How hot is too hot for class? School districts have different standards for closing

EUCLID, Ohio-- For the second day in a row almost two dozen Cleveland area schools closed because of the heat. Despite the soaring temperatures the majority of area schools remained open including Euclid High School.

Class remained in session for the non-air conditioned school with a total of roughly 2,200 students. Fox 8 asked the superintendent why classes were not cancelled.

"We use the heat index and we know when the heat index approaches 103 degrees it comes to a point that's actually dangerous,” said Superintendent Charlie Smialek.

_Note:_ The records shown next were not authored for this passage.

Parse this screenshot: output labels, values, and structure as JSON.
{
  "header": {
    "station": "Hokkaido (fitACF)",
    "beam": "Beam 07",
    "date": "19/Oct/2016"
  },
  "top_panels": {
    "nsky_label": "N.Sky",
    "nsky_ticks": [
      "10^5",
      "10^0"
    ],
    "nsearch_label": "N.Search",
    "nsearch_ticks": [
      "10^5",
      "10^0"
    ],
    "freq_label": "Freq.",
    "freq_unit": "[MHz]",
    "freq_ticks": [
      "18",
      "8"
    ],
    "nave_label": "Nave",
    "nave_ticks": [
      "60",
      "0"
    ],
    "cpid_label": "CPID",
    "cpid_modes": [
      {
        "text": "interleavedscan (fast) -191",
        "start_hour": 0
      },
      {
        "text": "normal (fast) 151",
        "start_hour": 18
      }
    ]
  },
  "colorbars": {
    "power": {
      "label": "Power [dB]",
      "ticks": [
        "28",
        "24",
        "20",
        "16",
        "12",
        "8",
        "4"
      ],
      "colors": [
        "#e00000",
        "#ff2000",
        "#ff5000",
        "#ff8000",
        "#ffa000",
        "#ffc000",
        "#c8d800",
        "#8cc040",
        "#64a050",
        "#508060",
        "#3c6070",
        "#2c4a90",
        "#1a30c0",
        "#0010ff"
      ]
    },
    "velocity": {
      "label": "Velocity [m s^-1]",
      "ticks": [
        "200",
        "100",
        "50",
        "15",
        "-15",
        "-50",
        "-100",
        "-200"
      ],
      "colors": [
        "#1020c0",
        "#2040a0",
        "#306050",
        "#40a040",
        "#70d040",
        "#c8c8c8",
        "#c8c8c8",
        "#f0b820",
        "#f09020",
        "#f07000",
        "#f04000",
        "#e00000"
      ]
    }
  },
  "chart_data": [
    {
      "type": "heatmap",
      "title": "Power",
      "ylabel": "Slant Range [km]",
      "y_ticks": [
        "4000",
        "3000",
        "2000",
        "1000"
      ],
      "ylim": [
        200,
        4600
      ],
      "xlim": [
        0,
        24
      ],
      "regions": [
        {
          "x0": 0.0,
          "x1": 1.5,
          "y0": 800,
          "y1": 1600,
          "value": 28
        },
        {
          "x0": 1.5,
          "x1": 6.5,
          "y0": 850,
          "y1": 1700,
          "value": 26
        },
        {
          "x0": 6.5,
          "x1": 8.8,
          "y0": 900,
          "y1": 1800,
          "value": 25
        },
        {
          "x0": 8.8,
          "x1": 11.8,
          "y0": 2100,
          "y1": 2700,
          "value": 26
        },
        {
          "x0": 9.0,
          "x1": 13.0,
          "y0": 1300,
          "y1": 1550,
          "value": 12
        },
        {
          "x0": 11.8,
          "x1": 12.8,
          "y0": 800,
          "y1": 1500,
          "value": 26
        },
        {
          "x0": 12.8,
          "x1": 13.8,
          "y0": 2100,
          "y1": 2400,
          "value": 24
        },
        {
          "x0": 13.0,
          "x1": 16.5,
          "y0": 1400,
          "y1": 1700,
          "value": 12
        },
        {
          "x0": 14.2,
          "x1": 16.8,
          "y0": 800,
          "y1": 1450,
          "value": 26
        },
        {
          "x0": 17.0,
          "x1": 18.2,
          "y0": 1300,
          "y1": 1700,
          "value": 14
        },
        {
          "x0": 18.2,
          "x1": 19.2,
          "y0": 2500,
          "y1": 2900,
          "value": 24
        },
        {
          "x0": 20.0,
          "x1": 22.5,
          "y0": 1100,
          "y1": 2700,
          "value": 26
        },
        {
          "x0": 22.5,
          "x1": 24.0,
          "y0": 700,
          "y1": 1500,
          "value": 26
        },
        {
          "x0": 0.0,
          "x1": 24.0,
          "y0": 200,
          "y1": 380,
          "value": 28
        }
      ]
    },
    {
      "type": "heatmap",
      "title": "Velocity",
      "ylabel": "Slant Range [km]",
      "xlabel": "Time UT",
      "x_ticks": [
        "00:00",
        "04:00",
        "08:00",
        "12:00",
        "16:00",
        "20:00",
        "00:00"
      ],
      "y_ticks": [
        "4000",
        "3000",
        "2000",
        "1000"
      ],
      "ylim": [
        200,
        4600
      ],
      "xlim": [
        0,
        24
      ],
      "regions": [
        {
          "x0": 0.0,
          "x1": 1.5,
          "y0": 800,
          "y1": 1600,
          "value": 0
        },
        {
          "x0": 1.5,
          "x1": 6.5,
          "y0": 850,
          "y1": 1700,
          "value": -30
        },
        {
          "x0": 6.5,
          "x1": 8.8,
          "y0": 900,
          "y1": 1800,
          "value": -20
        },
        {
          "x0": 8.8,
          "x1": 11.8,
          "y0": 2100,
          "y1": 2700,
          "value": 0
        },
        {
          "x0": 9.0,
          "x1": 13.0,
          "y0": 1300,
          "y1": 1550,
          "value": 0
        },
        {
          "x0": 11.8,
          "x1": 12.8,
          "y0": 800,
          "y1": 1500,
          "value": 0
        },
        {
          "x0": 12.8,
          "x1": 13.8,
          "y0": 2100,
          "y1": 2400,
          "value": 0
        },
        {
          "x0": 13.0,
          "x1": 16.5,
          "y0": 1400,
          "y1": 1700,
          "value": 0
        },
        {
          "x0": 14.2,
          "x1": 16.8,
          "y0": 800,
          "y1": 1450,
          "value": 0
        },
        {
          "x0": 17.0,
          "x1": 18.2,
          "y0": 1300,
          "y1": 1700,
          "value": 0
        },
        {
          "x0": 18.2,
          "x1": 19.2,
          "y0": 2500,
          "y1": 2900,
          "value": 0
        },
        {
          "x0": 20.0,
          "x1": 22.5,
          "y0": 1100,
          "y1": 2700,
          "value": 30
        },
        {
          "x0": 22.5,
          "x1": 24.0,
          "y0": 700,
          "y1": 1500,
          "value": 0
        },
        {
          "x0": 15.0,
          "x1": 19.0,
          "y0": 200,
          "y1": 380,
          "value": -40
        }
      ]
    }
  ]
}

In an email, Cleveland school officials stated a heat index above 91 degrees could be unhealthy for students. However different districts operate using different standards to determine how hot is too hot for students in class.

**See the new push for Ohio schools to start after Labor Day**

“I'm checking almost on a minute to minute basis. My last check is the heat index is at 91 degrees,” said Smialek. “That's very uncomfortable but not at a point where we feel we need to cancel school.”

Parents at schools in Cleveland say no air conditioning is unacceptable for students.

"I feel for them. They should have air conditioners and pass out bottled water,” said Maimie Alexander. “We in Cleveland, so it gets hot; it goes cold, they should be prepared for this type of stuff."

Cleveland and Euclid schools are working to make sure students remain cool by taking additional precautions to make sure children remain healthy in class.

"We are taking steps with water stations, air conditioned zones to make sure our kids and teachers can learn,” said Smialek. “If we get into a situation where it's dangerous to have kids in school we won't worry about how many days we've called; we're going to make sure we make the best decision possible for our kids and our families.”

Euclid has a bond issue on the ballot this November, which would in part build a new high school with air conditioning.